Lorsqu’en 1924, Marcel Mauss achève de faire paraître l’« Essai sur le don », il est sans doute loin de se douter qu’il vient de signer le principal texte auquel son nom restera attaché. Parmi ses nombreuses occupations – il vient de fonder l’Institut d’ethnologie de Paris –, la politique est au premier plan, soucieux qu’il est de trouver sa place dans le paysage divisé du socialisme français. Les deux cents pages de l’« Essai » reflètent une double préoccupation : celle de faire œuvre scientifique et de donner une leçon de morale sociale. Il s’agit pour lui de montrer que les échanges – et pas seulement la guerre – tiennent une place fondamentale dans les sociétés humaines, même les plus primitives. Pas n’importe quel type d’échange : il ne s’agit ni de commerce ni de troc, mais de coutumes solennelles par lesquelles des peuples de Mélanésie, de Polynésie et d’Amérique pratiquent des offrandes mutuelles. Parmi le vaste parcours ethnographique qu’opère l’« Essai », deux exemples retiennent particulièrement son attention.

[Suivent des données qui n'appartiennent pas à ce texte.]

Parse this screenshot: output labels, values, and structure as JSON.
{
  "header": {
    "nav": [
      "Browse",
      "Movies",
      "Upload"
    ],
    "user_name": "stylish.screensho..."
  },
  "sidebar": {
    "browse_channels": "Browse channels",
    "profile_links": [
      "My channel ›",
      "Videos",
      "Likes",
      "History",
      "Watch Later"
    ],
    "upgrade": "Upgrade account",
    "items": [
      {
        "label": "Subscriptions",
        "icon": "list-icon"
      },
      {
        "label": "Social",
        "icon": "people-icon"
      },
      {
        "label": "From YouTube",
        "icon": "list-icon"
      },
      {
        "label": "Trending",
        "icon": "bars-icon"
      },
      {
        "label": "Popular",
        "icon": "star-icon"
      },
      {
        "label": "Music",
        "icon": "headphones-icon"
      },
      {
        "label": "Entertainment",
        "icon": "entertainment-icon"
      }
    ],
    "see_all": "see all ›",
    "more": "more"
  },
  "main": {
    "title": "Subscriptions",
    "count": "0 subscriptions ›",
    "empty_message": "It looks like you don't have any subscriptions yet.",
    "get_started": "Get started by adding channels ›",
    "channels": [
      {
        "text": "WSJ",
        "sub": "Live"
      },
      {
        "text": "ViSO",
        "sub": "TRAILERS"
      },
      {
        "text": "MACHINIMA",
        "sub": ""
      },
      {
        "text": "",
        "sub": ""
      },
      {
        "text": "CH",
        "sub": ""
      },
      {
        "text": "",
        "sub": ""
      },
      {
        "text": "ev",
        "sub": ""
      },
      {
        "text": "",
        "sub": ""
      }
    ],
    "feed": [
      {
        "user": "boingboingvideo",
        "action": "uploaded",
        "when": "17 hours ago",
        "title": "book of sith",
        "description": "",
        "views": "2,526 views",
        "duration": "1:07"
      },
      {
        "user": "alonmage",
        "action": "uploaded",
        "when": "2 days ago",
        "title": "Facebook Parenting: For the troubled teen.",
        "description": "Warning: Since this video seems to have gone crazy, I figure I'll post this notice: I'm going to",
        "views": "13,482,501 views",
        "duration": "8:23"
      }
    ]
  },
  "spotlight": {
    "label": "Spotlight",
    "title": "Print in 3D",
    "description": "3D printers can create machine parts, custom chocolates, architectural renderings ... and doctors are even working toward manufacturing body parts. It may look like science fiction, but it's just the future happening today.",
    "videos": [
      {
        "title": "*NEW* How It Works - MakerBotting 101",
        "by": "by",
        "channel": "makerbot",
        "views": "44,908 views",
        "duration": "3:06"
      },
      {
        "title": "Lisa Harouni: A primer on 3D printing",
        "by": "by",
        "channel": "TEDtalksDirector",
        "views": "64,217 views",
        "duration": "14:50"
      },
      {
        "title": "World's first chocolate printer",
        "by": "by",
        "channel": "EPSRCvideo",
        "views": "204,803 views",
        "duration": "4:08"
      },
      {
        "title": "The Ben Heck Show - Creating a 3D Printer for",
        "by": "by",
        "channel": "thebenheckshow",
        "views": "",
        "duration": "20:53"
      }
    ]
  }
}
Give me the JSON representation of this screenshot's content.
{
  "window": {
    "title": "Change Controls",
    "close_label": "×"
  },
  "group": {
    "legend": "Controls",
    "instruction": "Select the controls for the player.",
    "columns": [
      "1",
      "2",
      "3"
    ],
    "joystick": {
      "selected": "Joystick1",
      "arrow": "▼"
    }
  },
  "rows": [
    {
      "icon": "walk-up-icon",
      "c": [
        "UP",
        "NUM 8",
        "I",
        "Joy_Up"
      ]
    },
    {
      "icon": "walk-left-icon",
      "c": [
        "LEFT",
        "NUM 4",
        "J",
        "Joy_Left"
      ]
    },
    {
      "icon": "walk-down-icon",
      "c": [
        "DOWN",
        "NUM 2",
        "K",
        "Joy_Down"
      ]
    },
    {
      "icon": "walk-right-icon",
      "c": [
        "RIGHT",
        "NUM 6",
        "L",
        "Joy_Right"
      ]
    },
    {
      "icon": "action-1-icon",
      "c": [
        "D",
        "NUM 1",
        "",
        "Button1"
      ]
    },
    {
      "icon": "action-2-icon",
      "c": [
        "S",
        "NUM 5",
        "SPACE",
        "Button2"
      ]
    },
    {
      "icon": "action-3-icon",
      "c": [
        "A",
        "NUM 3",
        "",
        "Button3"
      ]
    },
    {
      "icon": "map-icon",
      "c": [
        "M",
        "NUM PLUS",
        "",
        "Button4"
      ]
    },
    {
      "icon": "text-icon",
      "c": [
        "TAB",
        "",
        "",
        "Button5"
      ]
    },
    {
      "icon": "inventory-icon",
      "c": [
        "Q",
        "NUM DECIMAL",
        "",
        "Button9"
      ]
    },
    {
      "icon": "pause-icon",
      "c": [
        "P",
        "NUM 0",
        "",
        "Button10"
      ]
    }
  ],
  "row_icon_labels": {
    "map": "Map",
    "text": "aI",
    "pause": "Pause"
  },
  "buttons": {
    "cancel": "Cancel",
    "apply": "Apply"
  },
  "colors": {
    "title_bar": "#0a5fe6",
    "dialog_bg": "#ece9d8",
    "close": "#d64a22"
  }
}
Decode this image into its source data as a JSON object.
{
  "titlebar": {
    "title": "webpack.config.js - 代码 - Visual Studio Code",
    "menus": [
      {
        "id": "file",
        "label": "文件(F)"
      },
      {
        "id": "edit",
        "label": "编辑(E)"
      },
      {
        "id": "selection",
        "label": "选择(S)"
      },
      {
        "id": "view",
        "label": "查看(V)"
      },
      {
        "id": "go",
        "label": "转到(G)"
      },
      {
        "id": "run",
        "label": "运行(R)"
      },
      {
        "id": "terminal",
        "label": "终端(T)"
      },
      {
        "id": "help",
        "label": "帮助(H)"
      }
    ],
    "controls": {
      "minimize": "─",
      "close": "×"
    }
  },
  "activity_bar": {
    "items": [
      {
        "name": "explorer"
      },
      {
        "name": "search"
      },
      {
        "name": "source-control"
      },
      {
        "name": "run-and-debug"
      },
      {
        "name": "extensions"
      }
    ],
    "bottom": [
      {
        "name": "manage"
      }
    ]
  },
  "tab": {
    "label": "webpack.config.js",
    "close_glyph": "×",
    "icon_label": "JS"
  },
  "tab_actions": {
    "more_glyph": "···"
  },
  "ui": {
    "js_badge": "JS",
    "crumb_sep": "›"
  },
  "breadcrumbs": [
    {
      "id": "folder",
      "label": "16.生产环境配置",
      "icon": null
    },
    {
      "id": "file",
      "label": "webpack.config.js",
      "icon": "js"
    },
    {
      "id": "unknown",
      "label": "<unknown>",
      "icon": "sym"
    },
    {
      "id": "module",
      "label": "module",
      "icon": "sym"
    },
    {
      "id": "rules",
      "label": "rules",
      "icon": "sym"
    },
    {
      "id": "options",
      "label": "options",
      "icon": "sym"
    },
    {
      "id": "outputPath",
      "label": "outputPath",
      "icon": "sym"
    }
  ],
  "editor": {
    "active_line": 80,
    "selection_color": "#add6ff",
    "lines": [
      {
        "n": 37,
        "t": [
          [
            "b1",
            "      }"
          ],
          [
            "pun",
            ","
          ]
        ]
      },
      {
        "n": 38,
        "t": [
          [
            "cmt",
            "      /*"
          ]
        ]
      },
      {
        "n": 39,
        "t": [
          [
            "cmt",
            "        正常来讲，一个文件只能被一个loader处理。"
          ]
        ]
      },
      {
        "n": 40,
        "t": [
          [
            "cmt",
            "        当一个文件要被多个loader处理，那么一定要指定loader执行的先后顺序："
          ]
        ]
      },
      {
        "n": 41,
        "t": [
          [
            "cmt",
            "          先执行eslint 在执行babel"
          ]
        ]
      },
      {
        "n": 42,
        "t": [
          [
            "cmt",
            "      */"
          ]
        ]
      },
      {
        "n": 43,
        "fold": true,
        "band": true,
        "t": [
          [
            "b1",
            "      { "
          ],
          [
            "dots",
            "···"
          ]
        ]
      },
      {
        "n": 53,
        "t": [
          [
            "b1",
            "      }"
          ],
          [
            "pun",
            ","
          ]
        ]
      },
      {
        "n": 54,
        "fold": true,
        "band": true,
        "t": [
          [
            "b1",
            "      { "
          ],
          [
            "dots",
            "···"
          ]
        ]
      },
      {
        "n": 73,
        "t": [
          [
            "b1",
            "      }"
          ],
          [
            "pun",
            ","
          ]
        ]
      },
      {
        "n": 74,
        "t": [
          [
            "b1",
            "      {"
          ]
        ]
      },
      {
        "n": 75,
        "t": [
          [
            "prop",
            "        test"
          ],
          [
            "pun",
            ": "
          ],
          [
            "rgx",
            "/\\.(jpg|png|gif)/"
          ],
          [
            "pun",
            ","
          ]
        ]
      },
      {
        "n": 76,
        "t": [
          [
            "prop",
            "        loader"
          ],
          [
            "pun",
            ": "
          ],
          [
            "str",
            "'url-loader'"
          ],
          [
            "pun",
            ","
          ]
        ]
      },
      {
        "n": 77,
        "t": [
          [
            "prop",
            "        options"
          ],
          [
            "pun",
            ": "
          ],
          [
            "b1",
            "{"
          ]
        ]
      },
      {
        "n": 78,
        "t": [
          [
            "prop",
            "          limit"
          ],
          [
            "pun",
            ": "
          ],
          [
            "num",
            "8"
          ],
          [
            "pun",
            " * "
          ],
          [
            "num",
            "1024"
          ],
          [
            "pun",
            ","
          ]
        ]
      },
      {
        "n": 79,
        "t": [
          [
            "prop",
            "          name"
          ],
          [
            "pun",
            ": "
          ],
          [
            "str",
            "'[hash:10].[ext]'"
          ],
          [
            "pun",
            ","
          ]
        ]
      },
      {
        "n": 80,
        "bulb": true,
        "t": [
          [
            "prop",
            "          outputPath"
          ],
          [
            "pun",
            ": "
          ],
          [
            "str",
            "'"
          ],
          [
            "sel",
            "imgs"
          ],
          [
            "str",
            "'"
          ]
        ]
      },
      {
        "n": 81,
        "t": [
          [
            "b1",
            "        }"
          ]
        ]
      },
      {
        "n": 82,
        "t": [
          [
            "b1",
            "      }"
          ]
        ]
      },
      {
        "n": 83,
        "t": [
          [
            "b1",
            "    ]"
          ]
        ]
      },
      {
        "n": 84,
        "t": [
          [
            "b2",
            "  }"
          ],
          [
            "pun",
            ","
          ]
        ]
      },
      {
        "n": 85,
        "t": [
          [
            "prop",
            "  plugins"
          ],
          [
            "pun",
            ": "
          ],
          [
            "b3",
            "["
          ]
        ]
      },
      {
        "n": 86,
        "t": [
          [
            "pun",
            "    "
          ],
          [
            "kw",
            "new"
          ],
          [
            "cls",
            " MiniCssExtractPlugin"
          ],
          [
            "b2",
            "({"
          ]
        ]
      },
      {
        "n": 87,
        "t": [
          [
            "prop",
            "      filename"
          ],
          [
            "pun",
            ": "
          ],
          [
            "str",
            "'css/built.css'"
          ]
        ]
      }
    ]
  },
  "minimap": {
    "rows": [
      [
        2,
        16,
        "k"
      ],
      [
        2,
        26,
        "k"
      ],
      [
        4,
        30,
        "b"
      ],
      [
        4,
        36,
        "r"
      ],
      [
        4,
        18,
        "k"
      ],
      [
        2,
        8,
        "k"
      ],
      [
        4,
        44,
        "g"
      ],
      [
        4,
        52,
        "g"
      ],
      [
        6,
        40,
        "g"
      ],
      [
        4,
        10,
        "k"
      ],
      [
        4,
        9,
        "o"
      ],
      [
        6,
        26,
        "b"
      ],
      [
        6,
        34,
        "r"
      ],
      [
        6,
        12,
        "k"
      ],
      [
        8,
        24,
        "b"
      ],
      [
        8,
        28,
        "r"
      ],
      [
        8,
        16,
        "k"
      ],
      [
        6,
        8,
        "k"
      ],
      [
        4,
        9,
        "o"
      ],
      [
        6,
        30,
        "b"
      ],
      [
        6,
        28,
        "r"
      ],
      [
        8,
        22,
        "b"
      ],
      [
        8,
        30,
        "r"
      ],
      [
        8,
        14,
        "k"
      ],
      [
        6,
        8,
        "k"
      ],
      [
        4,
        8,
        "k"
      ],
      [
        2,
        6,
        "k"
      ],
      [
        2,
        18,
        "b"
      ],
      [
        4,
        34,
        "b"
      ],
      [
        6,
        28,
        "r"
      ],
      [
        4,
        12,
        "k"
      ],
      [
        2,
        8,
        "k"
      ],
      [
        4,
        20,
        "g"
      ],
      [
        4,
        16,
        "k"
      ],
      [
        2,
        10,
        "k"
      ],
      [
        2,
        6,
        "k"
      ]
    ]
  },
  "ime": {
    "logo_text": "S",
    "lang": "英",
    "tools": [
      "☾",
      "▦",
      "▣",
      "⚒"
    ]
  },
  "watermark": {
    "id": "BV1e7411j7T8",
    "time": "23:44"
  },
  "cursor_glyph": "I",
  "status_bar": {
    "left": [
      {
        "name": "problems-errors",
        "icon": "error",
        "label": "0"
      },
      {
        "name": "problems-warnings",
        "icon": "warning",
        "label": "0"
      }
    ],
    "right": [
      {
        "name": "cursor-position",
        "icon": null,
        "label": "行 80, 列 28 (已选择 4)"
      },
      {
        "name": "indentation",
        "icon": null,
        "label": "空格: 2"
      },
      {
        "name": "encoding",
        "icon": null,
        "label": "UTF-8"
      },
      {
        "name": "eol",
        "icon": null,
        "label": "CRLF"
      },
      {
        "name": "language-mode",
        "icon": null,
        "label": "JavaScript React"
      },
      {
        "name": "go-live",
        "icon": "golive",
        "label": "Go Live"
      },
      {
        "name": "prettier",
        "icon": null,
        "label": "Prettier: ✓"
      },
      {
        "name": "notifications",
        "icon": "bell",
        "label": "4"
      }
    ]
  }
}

Le potlatch est une coutume festive des Indiens de l’Alaska et de la côte pacifique nord-américaine, au cours de laquelle sont distribuées des quantités considérables de biens : nourriture, couvertures, armes et cuivres blasonnés. Considéré comme une bizarrerie nuisible par les colons blancs, le potlatch a la forme d’un défi lancé entre partenaires, d’autant plus marqué que les biens sont parfois ostensiblement détruits. Révélé au monde savant par les écrits de Franz Boas en 1889, le potlatch apparaît comme un acte à la fois absurde, provocant et grave, car la honte qui menace celui qui ne saurait rendre au moins la pareille est très redoutée. F. Boas utilise quant à lui un vocabulaire fort rationnel pour le décrire : notant qu’il s’agit d’un acte qui amène le partenaire à rendre plus qu’il a reçu, il parle de « crédit » et de « prêt à intérêt ». M. Mauss gardera certains de ces mots, pour bien manifester qu’à la différence des « cadeaux », le don est « intéressé ».
Du potlatch au kula
L’autre exemple marquant est le kula de l’est mélanésien décrit par Bronislaw Malinowski en 1922 (1) comme une « forme d’échange intertribal de grande envergure ». Entre les îles Trobriand, les hommes ambitieux établissent des liens d’amitié personnelle en échangeant, toujours dans le même sens de circulation, des colliers soulavas contre des brassards mwalis. Ce sont des objets précieux qui confèrent à ceux qui les détiennent prestige et réputation, mais sont rarement portés, et, selon B. Malinowski, ne circulent pas en dehors de ce type d’échange. Ils n’ont donc pas de « fonction utilitaire ». Ils ne servent qu’à entretenir des liens entre des partenaires individuels, mais qui ont une dimension publique. La procédure est ritualisée : chaque prestation se présente comme un don qui ne peut être refusé et que l’on ne marchande pas. Pour cette raison, les Trobriandais distinguent clairement les échanges kula du troc ordinaire, qu’ils pratiquent également. Mais le présent appelle, à court ou long terme, une contrepartie au moins égale sinon supérieure au premier don, de sorte que les participants au kula vivent en dette vis-à-vis au moins d’un de leurs partenaires : une relation kula dure toute la vie, et se transmet même d’une génération à l’autre. B. Malinowski ne précise pas ce qui se passe en cas de défection, mais évoque des risques de saisie ou de sorcellerie.